Saturday, February 21, 2015

The Sportswriter


Richard Ford was familiar in some distant way before I read one of his books last month. Actually last year into last month. It took me a while. I knew Ford was highly regarded in modern lit and I had passed his name on library shelves before. I may have mixed him up with some other names as well. When it comes down to today, looking back at his book now finished for a couple of weeks, I don’t recall what finally made me pick it up. Oh yes I do, I saw a guy on the PATH train on the way to Newark airport, a real nervous, lit enthusiast type, short on hair combing and ironed clothes but likely to be up on books, reading a Richard Ford hardcover. I asked him if it was any good. He was twitchy and a little too serious but assured me it was great and Ford’s others were too. I decided to go with the one that was oldest, the Sportswriter. If I liked it, there would be time for the others.

Before starting the book I placed Ford in the miserable older man writer category kept in my head. Phillip Roth and John Updike echoed through early pages of the Sportswriter. That’s not to say those famous names are a guaranteed unhappy time, but their protagonists seem that way to me. Guys roaming around the suburbs, maybe traveling into the city for work, getting older.

I’ve seen this trope before. I’m not into it. I don’t know anyone who is. Well maybe one guy but regardless I have little interest in these types of stories. I’m not drawn by a curiosity toward their authors’ legendary statuses, as one might think. No, its still me, absorbed in the study of the self, thinking one of these stories has some lesson inside, some warning of an inevitable future. A revelation? Oh yeah, give me one of those. Give me all you got.

Narrator Frank Bascombe is a divorcee with a deceased young son and job as a sportswriter he is only marginally committed to. He hates New York where he works but his love for his quaint New Jersey suburban home borders on an obsession. Later we find him to be a bit of a ladies man and just a little self destructive maybe even completely morbid. But at the start we are really just sitting alongside the narrator as he speaks and observes.
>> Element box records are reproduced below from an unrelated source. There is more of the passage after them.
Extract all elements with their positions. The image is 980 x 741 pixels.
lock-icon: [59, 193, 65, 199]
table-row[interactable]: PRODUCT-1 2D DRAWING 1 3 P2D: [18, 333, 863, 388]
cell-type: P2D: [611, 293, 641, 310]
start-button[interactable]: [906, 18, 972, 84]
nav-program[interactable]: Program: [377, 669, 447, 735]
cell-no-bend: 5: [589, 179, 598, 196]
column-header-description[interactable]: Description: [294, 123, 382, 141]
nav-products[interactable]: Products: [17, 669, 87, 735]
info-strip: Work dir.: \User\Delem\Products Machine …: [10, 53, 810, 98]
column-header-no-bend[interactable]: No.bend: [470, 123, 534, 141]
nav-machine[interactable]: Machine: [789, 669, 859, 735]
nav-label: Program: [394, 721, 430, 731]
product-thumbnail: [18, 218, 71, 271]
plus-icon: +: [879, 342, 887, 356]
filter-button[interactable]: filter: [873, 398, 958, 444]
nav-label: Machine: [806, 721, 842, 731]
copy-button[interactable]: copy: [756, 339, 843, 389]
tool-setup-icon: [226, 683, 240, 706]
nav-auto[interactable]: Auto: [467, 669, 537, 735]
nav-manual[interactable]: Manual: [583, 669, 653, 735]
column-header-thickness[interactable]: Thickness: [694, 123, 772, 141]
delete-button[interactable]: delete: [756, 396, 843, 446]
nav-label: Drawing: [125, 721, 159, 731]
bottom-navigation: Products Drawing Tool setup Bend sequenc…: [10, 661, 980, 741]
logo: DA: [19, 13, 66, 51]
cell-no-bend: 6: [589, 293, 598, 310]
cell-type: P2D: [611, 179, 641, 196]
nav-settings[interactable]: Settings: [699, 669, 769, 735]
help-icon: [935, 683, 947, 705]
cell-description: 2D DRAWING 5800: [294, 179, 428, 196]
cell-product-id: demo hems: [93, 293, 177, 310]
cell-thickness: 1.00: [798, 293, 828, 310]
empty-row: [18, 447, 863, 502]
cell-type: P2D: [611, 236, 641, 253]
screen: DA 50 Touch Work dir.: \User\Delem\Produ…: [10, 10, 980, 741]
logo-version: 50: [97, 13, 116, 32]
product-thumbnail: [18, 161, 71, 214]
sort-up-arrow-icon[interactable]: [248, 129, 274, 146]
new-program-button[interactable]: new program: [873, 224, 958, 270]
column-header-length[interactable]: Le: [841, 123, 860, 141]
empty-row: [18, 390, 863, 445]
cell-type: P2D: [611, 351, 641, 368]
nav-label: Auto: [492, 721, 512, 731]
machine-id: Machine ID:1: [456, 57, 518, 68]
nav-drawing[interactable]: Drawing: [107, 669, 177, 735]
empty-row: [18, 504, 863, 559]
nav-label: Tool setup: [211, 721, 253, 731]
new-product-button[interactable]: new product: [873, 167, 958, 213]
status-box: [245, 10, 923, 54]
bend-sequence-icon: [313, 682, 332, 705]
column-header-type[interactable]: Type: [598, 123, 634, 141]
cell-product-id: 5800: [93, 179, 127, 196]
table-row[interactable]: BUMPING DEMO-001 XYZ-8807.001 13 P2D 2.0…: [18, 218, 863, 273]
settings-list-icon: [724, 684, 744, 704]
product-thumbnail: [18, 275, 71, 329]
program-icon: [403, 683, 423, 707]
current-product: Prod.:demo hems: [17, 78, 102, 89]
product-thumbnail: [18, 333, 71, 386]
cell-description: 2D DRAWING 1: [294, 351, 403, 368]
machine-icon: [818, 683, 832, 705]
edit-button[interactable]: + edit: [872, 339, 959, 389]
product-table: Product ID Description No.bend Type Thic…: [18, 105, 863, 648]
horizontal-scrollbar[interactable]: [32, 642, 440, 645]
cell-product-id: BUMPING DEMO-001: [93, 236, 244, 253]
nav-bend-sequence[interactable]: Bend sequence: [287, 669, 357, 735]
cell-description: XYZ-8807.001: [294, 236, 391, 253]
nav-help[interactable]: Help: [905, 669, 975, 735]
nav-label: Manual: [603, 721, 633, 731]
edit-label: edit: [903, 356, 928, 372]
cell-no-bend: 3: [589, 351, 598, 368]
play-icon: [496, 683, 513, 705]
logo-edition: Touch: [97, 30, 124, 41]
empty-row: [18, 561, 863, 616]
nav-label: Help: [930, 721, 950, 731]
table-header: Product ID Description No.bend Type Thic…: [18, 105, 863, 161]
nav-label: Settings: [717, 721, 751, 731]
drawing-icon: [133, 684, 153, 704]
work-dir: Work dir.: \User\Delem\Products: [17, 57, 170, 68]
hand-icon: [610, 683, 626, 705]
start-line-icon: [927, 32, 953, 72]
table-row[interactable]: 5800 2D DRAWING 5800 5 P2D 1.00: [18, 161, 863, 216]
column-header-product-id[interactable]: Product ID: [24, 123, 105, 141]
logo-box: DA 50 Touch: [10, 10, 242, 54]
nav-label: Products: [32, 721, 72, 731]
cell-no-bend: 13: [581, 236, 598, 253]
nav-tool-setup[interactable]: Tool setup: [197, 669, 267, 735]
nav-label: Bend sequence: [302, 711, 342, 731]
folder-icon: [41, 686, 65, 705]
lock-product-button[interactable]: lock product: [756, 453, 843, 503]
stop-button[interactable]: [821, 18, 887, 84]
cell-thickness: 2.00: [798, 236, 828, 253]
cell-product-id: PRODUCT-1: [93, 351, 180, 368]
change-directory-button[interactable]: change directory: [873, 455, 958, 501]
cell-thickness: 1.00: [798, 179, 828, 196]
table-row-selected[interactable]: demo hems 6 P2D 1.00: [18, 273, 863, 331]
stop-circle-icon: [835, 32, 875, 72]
Frank gives casual speeches about life and his unshakable view of its various facets. The book appears slow and Frank needs to be tolerated more than understood. Then, finally, as the quote on the back cover promised and yes, I read those and worry how much they plant in my head, the Ford pushes dialogue to the forefront. And the words in here are truly great. The outer characters speak to the narrator in more than common voices. We are given hyper-real snapshots of conversations. In these exchanges a spiral begins. The hook that pulls through Ford’s story is set. Frank is slowly revealed as a fraud, well, a gently unraveling one, and instead of tolerating his voice you wait again for it to be exposed by one of the lives that glance off his own.

Frank goes on giving speeches, to himself, justifying his ways. His reminiscences dig up raw material for the walls he builds up around himself. The fortress is clearly crumbling. His descent is slow, there are no real disasters along the way, yet we keep on waiting for that big one, for something to hit Frank and wake him up or knock him down. We trudge along listening to him talk. We tour the suburbs at his side, to awkward Easter dinners, to roadside psychics and strip malls and through strained visits with his ex-wife. When tragedy finally arrives Frank, true to himself, does not admit how ugly things really are. This truth of character may be the real accomplishment of the book.

I’m not going to say Ford transcends the other writers I put him in league with. I haven’t changed my feeling about that made up category. I cannot think of another time when pure frustration pulled me through a novel and I was happy with it doing so. Like I said, it took me a while to get through and though there were times when I felt that energy of being carried by the prose, each time I set it down I had to work back into it again.

Two or three page clips on the subway couldn’t keep me moving. I had to read in double digit stretches to get my mental pace synced with the story. I was mad at times. I never shook my head in agreement with anything.

The reader has to wait, and focus, until their eyes burn a little to find any revelation through Frank’s life. There is none for him. Raw humanity surrounds him but the exposure of it is so thin you cant come close to nodding or smiling or sighing or really feeling anything, you can only go on wishing Frank eventually would. Or that somehow a final payment for his ways comes due.

I’m looking at the next book in the Frank Bascombe series that sits on my desk. I know I’m going to read it. Independence Day came out in 1995, ten years after the Sportswriter and it won the Pulitzer. I can’t think of a sequel in any form that surpassed its original that way. And the most recent book in the series, Let Me Be Frank With You, just came out last year. So there’s my project and challenge.

Since I caught the series late I don’t have to wait in decade long stretches to find the next piece. This can be a real experiment. Will Frank keep frustrating me? Will Ford’s style change over thirty years? Let’s find out. I’m not starting on the next one right away, I need to clear my head of Frank for a while, and his voice is quite tangled in there, but I will get to it. Stick with me. Maybe we will find that revelation somewhere. We are only guaranteed to find more Frank, and the same goes for him.